The two oldest entries involve vulnerabilities in the S/KEY authentication system – an early one-time-password algorithm from the 1990s. OpenSSH’s support for S/KEY was always optional and required a separate PAM (Pluggable Authentication Module) called libpam-opie. But if you spin up a modern Debian container and search for libpam-opie, you’ll come up empty. Even Debian Bullseye, the oldest still-supported release, doesn’t include it. In fact, libpam-opie was removed back in Debian Wheezy, which officially reached end-of-life in 2018.

Both these CVEs are of course irrelevant, and have been so for many years, but the CVEs were never formally closed, updated with current package status, or removed from the record. The result? They still trigger vulnerability scanners, wasting security teams’ time and obscuring results.

Why old CVEs persist

Much of the foundational software that modern systems still depend on was written in the 1980s and 1990s, and has been accumulating bugs and CVEs ever since. As we saw with binutils and OpenSSH, many of those vulnerabilities no longer apply to today’s systems.

And these are just two examples. Similar patterns likely exist in GCC, glibc, TLS libraries, and countless other core components. The problem is compounded by how responsibility is distributed – or rather, not distributed. Packages like binutils often fall outside the scope of distribution-level security maintenance. Debian and other distros frequently consider developer tools lower-priority targets for patching. Even when a fix is identified upstream, distributions may acknowledge it but not actively backport or apply the patch.

Over time, these CVEs are rarely revisited by the maintainers. They’re left open in public trackers – unresolved not because the issues remain, but because no one owns the process of formally closing the loop. That leaves end users and security teams with a frustrating task: figuring out, case by case, whether each CVE still matters – and what to do about it.

What can be done about long lasting CVEs

We’ve been down this road ourselves. In building secure base images, we’ve had to trace countless CVEs back to their original context – digging through bug trackers, analyzing old patches, and trying to reproduce issues in modern environments. It’s tedious, delicate work, and rarely straightforward.

If you wanted to go through this process on your own, you'd need to research each CVE case by case. That starts with finding the original bug report, which is sometimes linked from the CVE page, but often isn’t. From there, you’d need to understand what part of the package is affected, how the vulnerability is triggered, and whether it still exists under your system’s configuration and dependencies. Only then can you test whether the CVE is actually relevant – or if it’s been quietly patched, deprecated, or rendered obsolete.

It’s a heavy lift. Doing this for even one CVE can take hours.
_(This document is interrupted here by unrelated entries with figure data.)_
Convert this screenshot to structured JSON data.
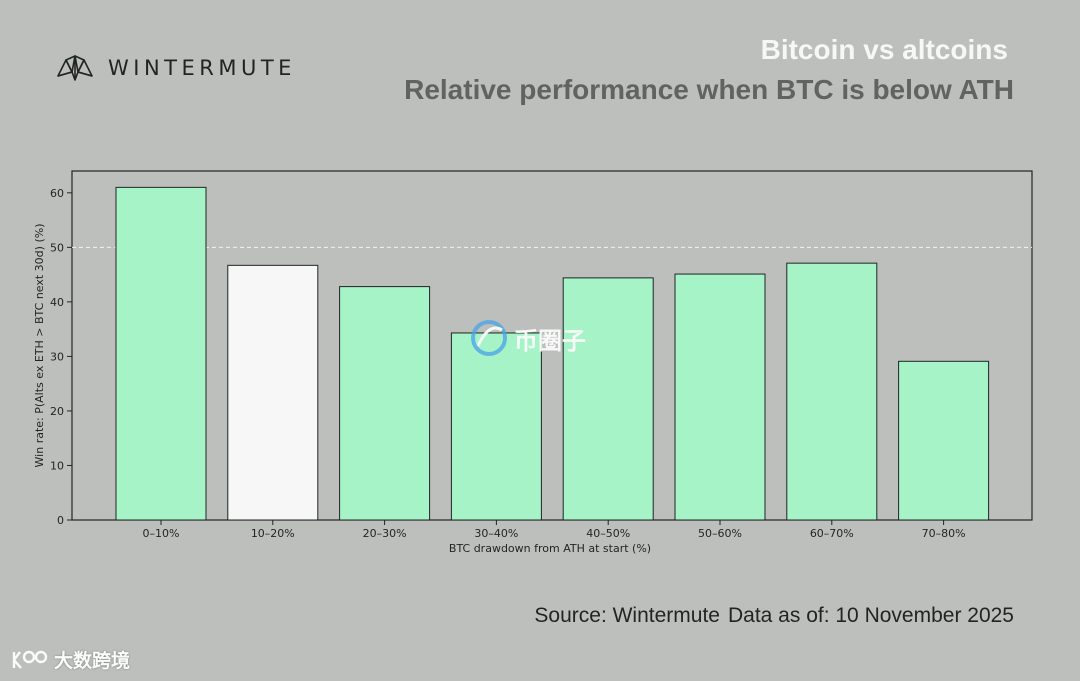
{
  "header": {
    "brand": "WINTERMUTE",
    "title": "Bitcoin vs altcoins",
    "subtitle": "Relative performance when BTC is below ATH"
  },
  "footer": {
    "source": "Source: Wintermute",
    "data_as_of": "Data as of: 10 November 2025"
  },
  "watermarks": {
    "center": "币圈子",
    "bottom": "大数跨境"
  },
  "colors": {
    "background": "#bcbfbc",
    "bar_green": "#a7f3c8",
    "bar_white": "#f7f7f7",
    "bar_edge": "#1f2523",
    "threshold_line": "#f2f2f2"
  },
  "chart_data": {
    "type": "bar",
    "title": "",
    "xlabel": "BTC drawdown from ATH at start (%)",
    "ylabel": "Win rate: P(Alts ex ETH > BTC next 30d) (%)",
    "categories": [
      "0–10%",
      "10–20%",
      "20–30%",
      "30–40%",
      "40–50%",
      "50–60%",
      "60–70%",
      "70–80%"
    ],
    "values": [
      61,
      46.7,
      42.8,
      34.3,
      44.4,
      45.1,
      47.1,
      29.1
    ],
    "bar_colors": [
      "#a7f3c8",
      "#f7f7f7",
      "#a7f3c8",
      "#a7f3c8",
      "#a7f3c8",
      "#a7f3c8",
      "#a7f3c8",
      "#a7f3c8"
    ],
    "ylim": [
      0,
      64
    ],
    "yticks": [
      0,
      10,
      20,
      30,
      40,
      50,
      60
    ],
    "reference_line": 50,
    "grid": false,
    "legend": "none"
  }
}
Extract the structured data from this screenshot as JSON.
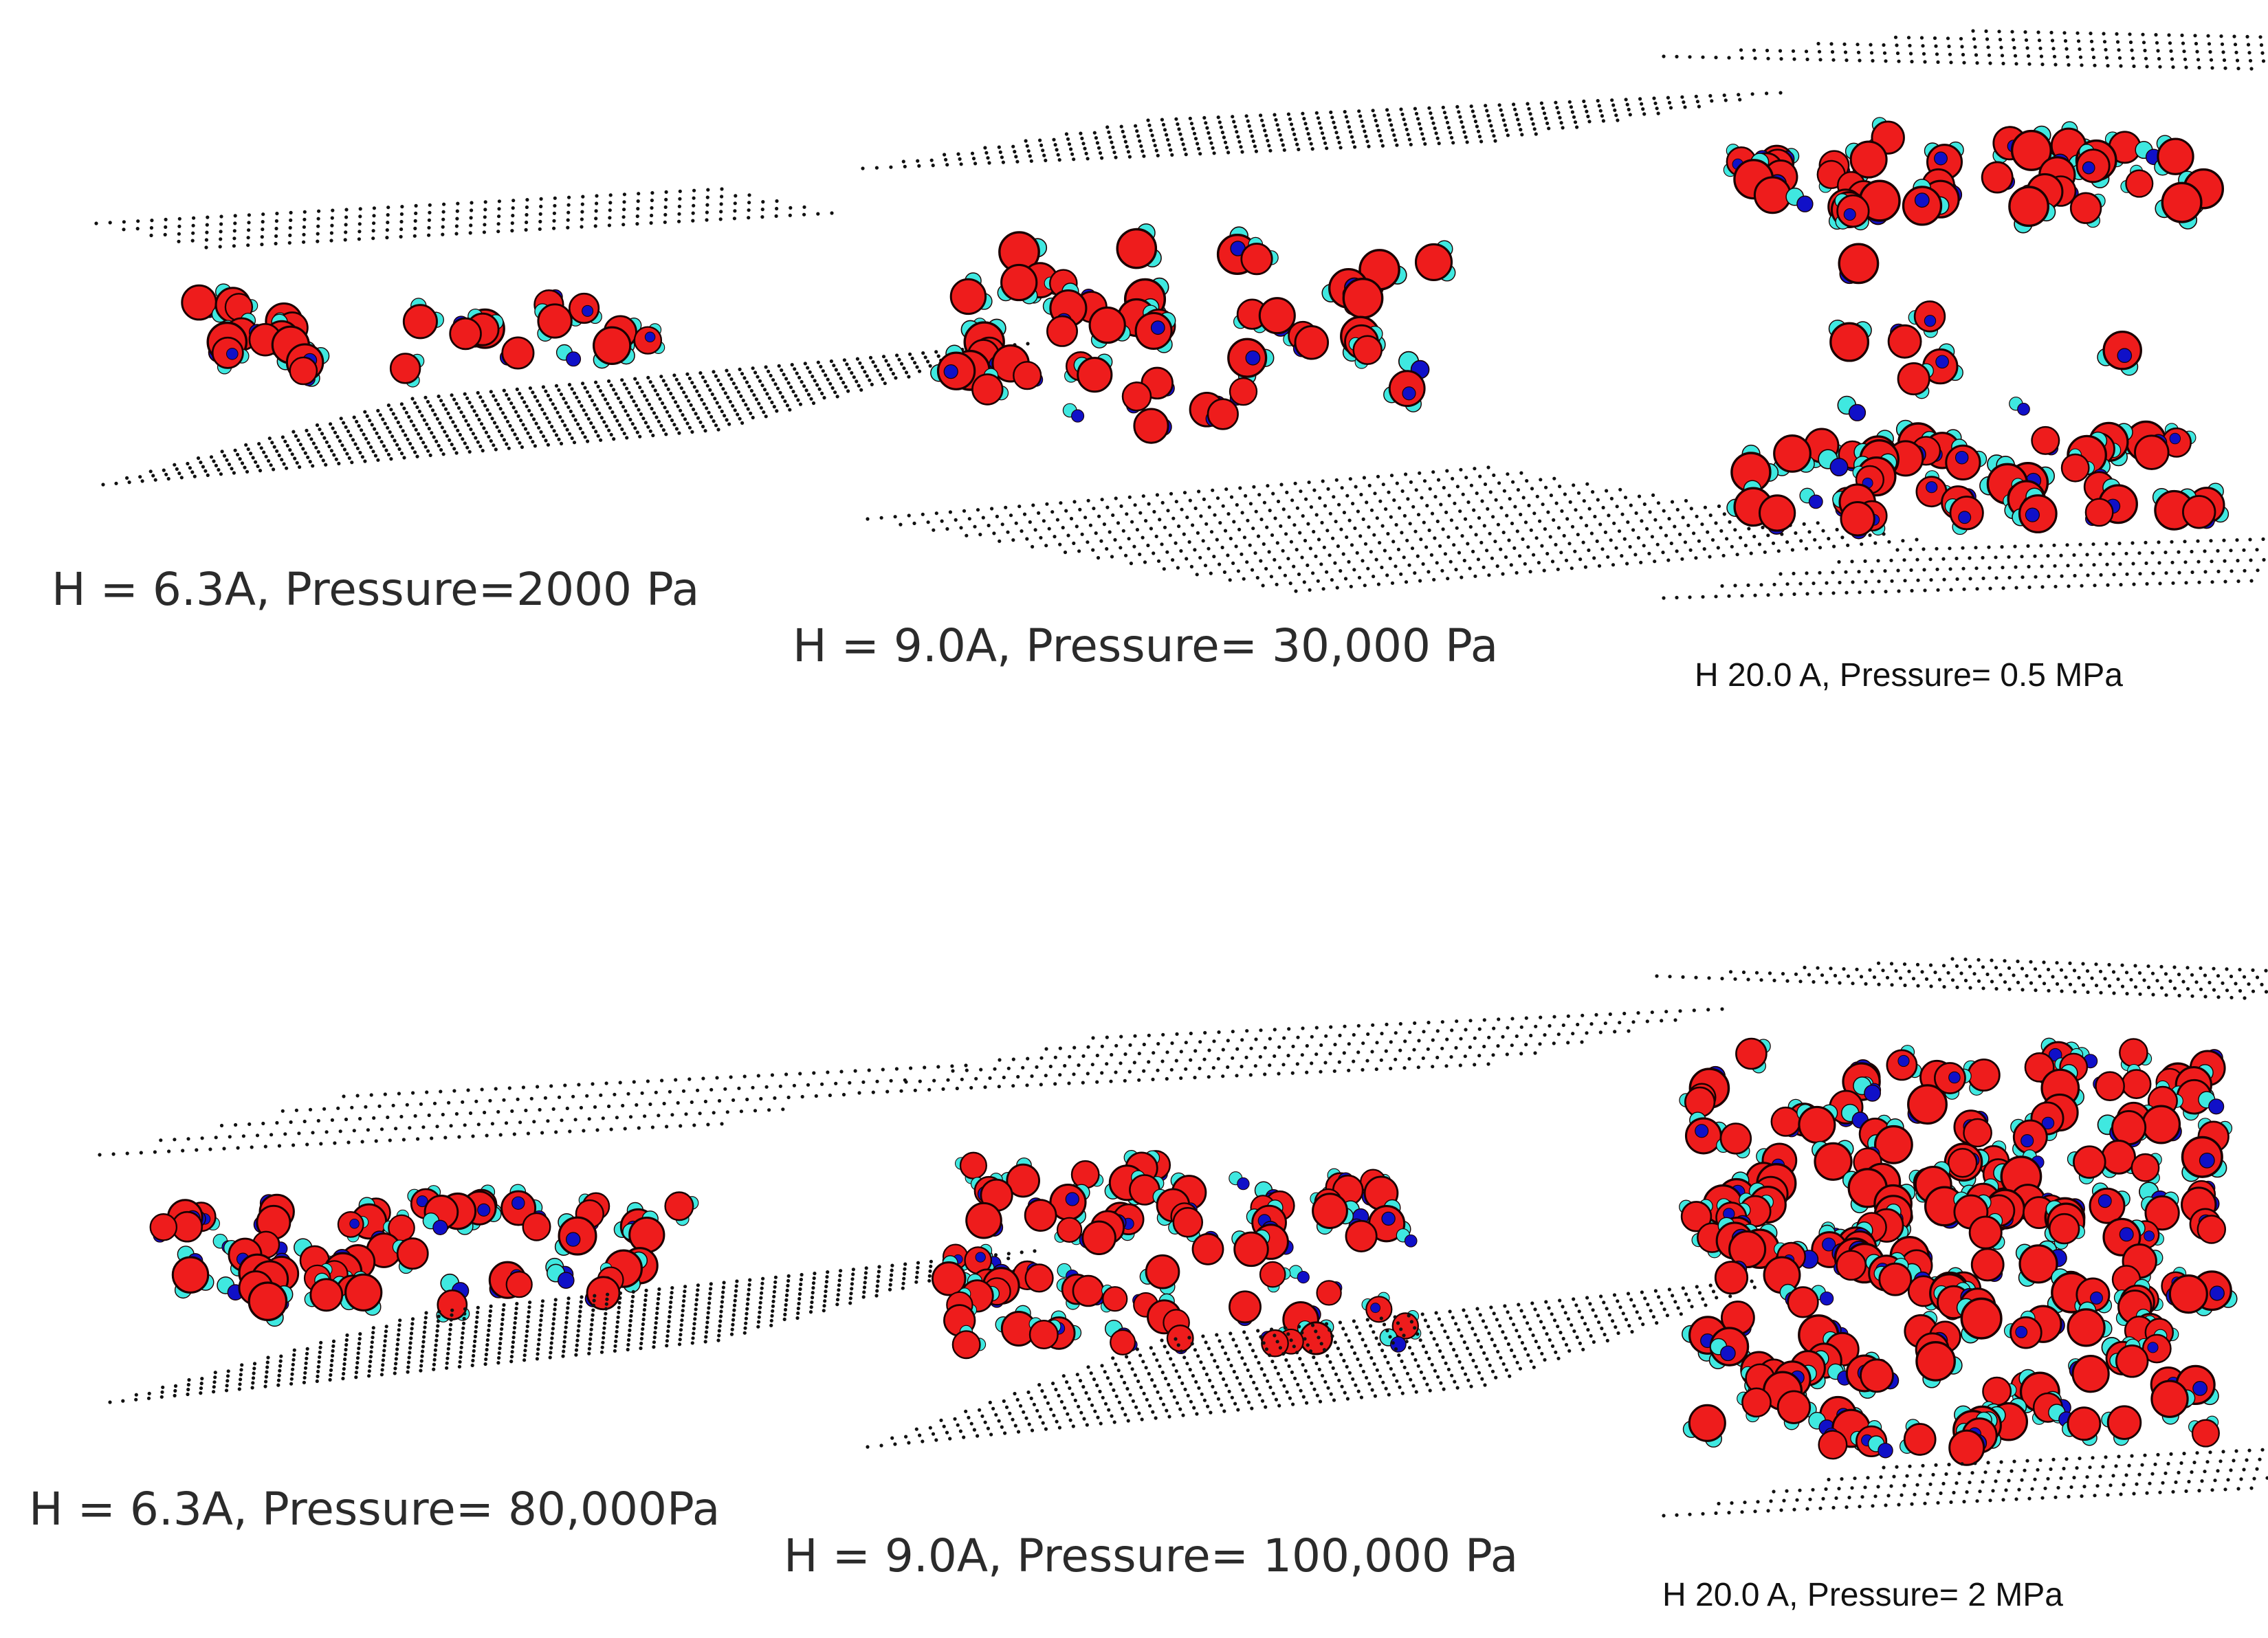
{
  "panels": [
    {
      "caption": "H = 6.3A, Pressure=2000 Pa",
      "style": "large",
      "layers": 1
    },
    {
      "caption": "H = 9.0A, Pressure= 30,000 Pa",
      "style": "large",
      "layers": 1
    },
    {
      "caption": "H 20.0 A, Pressure= 0.5 MPa",
      "style": "small",
      "layers": 2
    },
    {
      "caption": "H = 6.3A, Pressure= 80,000Pa",
      "style": "large",
      "layers": 1
    },
    {
      "caption": "H = 9.0A, Pressure= 100,000 Pa",
      "style": "large",
      "layers": 1
    },
    {
      "caption": "H 20.0 A, Pressure= 2 MPa",
      "style": "small",
      "layers": 1
    }
  ],
  "colors": {
    "oxygen": "#ee1c1c",
    "hydrogen": "#3fe8e0",
    "cation": "#1010c8",
    "outline": "#1a0000",
    "surface": "#111111",
    "caption": "#2b2b2b"
  }
}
Doing it at scale is rarely feasible, and it’s certainly not something most developers want to waste their time on.

Where this leaves us

Despite how far software development has come, critical infrastructure still depends on decades-old code with unclear ownership and unresolved vulnerabilities. While lingering CVEs often have no impact on real-world systems, they continue to surface in scans and generate noise that consumes valuable engineering time.

Investigating these issues is slow, manual, and rarely conclusive – and that’s just for vulnerabilities that no longer apply. For the ones that do, teams still face the massive burden of patching, testing, and rebuilding. Expecting every organization to reverse-engineer CVEs from the 1980s isn't realistic.

Fortunately, better options are emerging. Secure-by-design approaches now exist to alleviate the vulnerability management burden and help teams focus on what actually matters – without adding overhead. For teams trying to keep their foundations clean and their time focused, that shift can't come soon enough.